In Africa segue progetti di apicoltura sostenibile. In che modo possono aiutare le comunità locali?
“È un tema molto complesso, che richiederebbe un’intera conferenza. In sintesi, entrano in gioco fattori culturali, economici e politici: deforestazione, miniere, dighe, monocolture intensive. L’apicoltura sostenibile può contribuire a preservare gli habitat, ma non è semplice, soprattutto considerando la natura dell’ape africana e le difficoltà economiche locali. Oggi, grazie alla tecnologia, portiamo avanti corsi di formazione a distanza, cercando di tutelare gli ecosistemi senza ulteriori impatti.”
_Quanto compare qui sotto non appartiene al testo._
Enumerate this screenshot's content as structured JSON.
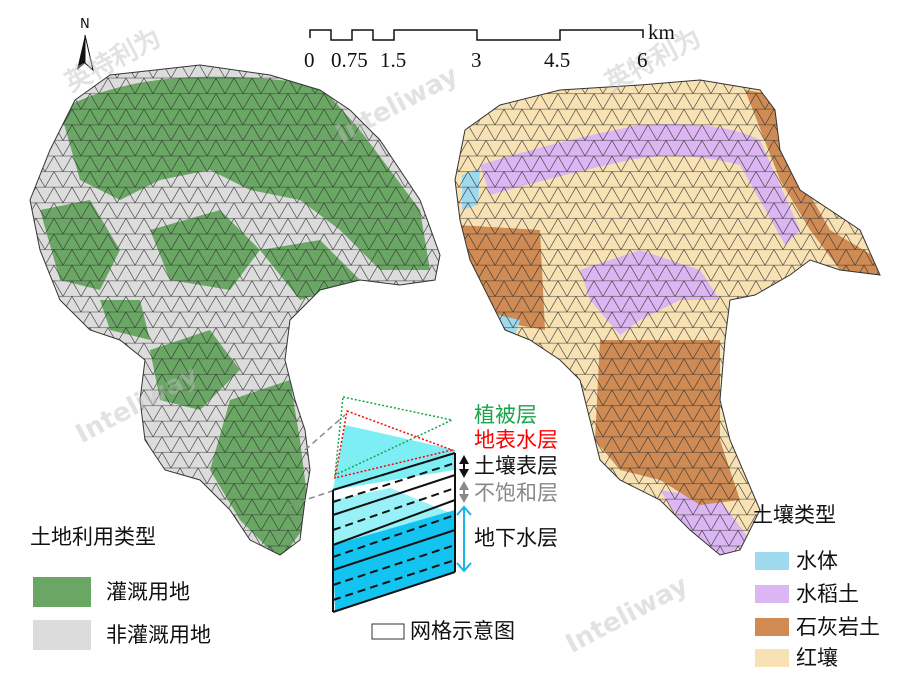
{
  "north_arrow": {
    "label": "N"
  },
  "scale_bar": {
    "ticks": [
      "0",
      "0.75",
      "1.5",
      "3",
      "4.5",
      "6"
    ],
    "unit": "km"
  },
  "land_use_legend": {
    "title": "土地利用类型",
    "items": [
      {
        "label": "灌溉用地",
        "color": "#6aa764"
      },
      {
        "label": "非灌溉用地",
        "color": "#dcdcdc"
      }
    ]
  },
  "soil_legend": {
    "title": "土壤类型",
    "items": [
      {
        "label": "水体",
        "color": "#9ed9ee"
      },
      {
        "label": "水稻土",
        "color": "#dcb6f2"
      },
      {
        "label": "石灰岩土",
        "color": "#cf8b53"
      },
      {
        "label": "红壤",
        "color": "#f8e2b4"
      }
    ]
  },
  "grid_schematic": {
    "caption": "网格示意图",
    "layers": [
      {
        "label": "植被层",
        "color": "#1aa34a"
      },
      {
        "label": "地表水层",
        "color": "#ff0000"
      },
      {
        "label": "土壤表层",
        "color": "#111111"
      },
      {
        "label": "不饱和层",
        "color": "#888888"
      },
      {
        "label": "地下水层",
        "color": "#111111"
      }
    ],
    "fill_colors": {
      "surface": "#7eeef5",
      "groundwater": "#14c4f0",
      "arrow": "#19b4e8"
    }
  },
  "watermarks": [
    "英特利为",
    "Inteliway"
  ]
}
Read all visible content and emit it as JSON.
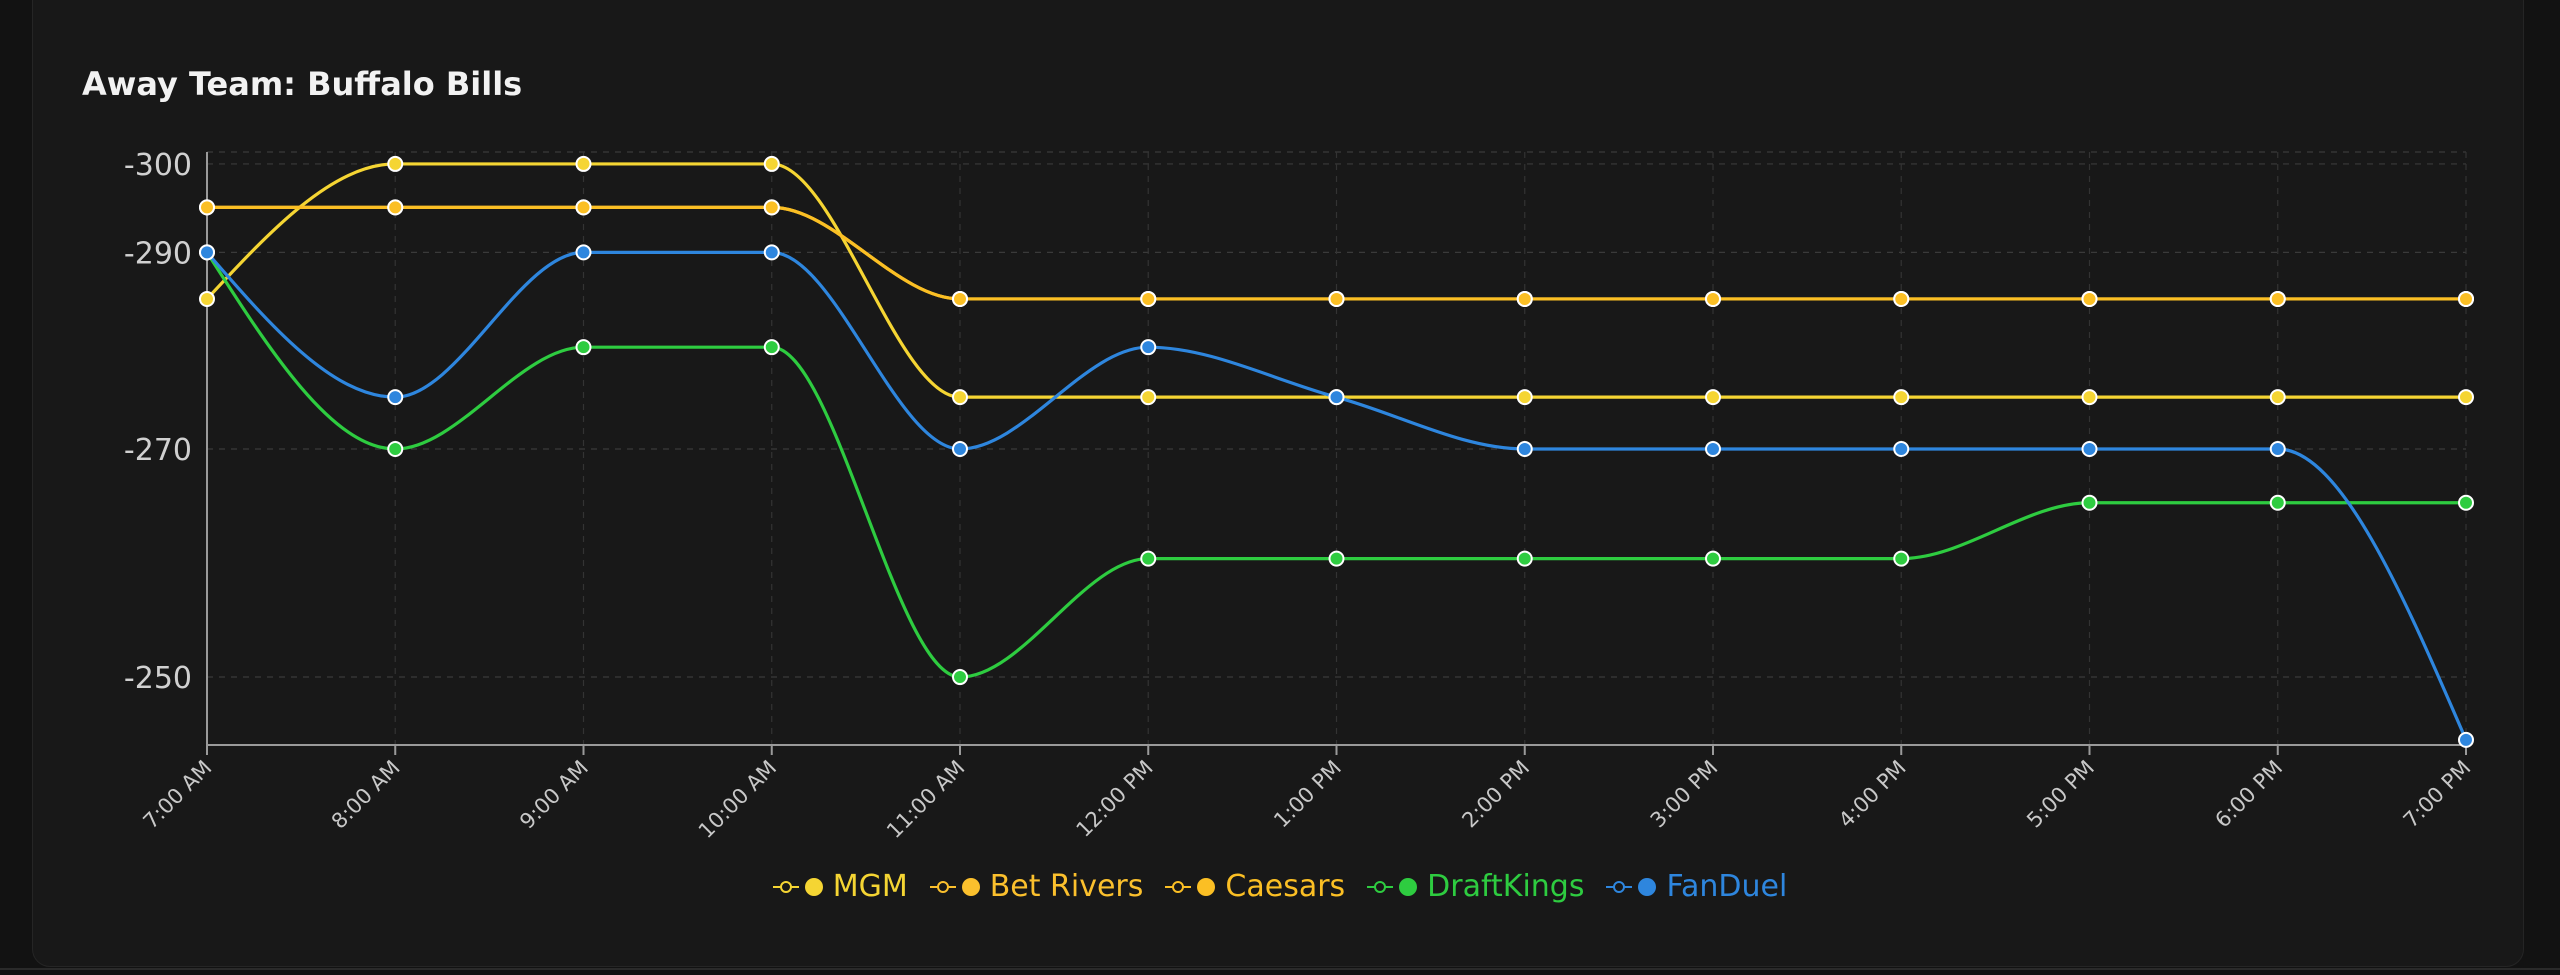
{
  "title": "Away Team: Buffalo Bills",
  "chart_data": {
    "type": "line",
    "title": "Away Team: Buffalo Bills",
    "xlabel": "",
    "ylabel": "",
    "x": [
      "7:00 AM",
      "8:00 AM",
      "9:00 AM",
      "10:00 AM",
      "11:00 AM",
      "12:00 PM",
      "1:00 PM",
      "2:00 PM",
      "3:00 PM",
      "4:00 PM",
      "5:00 PM",
      "6:00 PM",
      "7:00 PM"
    ],
    "yticks": [
      -300,
      -290,
      -270,
      -250
    ],
    "ytick_labels": [
      "-300",
      "-290",
      "-270",
      "-250"
    ],
    "ylim": [
      -301.4,
      -244.6
    ],
    "y_scale": "reciprocal",
    "grid": true,
    "legend_position": "bottom",
    "series": [
      {
        "name": "MGM",
        "color": "#f5d533",
        "values": [
          -285,
          -300,
          -300,
          -300,
          -275,
          -275,
          -275,
          -275,
          -275,
          -275,
          -275,
          -275,
          -275
        ]
      },
      {
        "name": "Bet Rivers",
        "color": "#fbc02d",
        "values": [
          -295,
          -295,
          -295,
          -295,
          -285,
          -285,
          -285,
          -285,
          -285,
          -285,
          -285,
          -285,
          -285
        ]
      },
      {
        "name": "Caesars",
        "color": "#fbbf24",
        "values": [
          -295,
          -295,
          -295,
          -295,
          -285,
          -285,
          -285,
          -285,
          -285,
          -285,
          -285,
          -285,
          -285
        ]
      },
      {
        "name": "DraftKings",
        "color": "#2ecc40",
        "values": [
          -290,
          -270,
          -280,
          -280,
          -250,
          -260,
          -260,
          -260,
          -260,
          -260,
          -265,
          -265,
          -265
        ]
      },
      {
        "name": "FanDuel",
        "color": "#2e86de",
        "values": [
          -290,
          -275,
          -290,
          -290,
          -270,
          -280,
          -275,
          -270,
          -270,
          -270,
          -270,
          -270,
          -245
        ]
      }
    ]
  }
}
Come usa la crisi del cacao per educare al consumo consapevole?
Quando spiego alle persone il legame tra insetti impollinatori, fiori e albero del cacao, restano sorprese. Non immaginano che circa l’80% di ciò che consumiamo dipende direttamente dall’impollinazione. Questo vale per il cacao, ma anche per moltissime colture europee. Sarebbe fondamentale parlarne di più, anche attraverso campagne di informazione pubblica.”

Il cioccolato diventerà un bene di lusso?
“Il cioccolato di qualità è già un bene di lusso, anche se non sempre lo percepiamo. Il cacao Criollo, ad esempio, rappresenta solo l’1% del consumo globale ed è praticamente introvabile. Il 90% del cacao consumato è della varietà Forastero, con caratteristiche nettamente inferiori. Il Trinitario, un ibrido naturale, copre circa l’8% del mercato. Le differenze qualitative sono enormi, un po’ come confrontare vini da tavola e grandi etichette.”

Qual è il messaggio finale ai consumatori e ai decisori politici?
“Ai politici chiedo di smettere di ignorare il problema e di andare oltre interventi di facciata, favorendo una vera divulgazione scientifica e norme concrete per contrastare il declino degli impollinatori selvatici. Le produzioni agricole stanno già mostrando segnali preoccupanti, e non saranno droni o intelligenza artificiale a risolvere tutto.
Alle persone chiedo di informarsi di più e di distrarsi meno con il gossip. Noi cerchiamo di fare la nostra parte, come piccola realtà di volontari. Siamo forse un’avanguardia su questo tema, ma il rischio è che la consapevolezza arrivi troppo tardi, quando avremo già perso tempo prezioso.”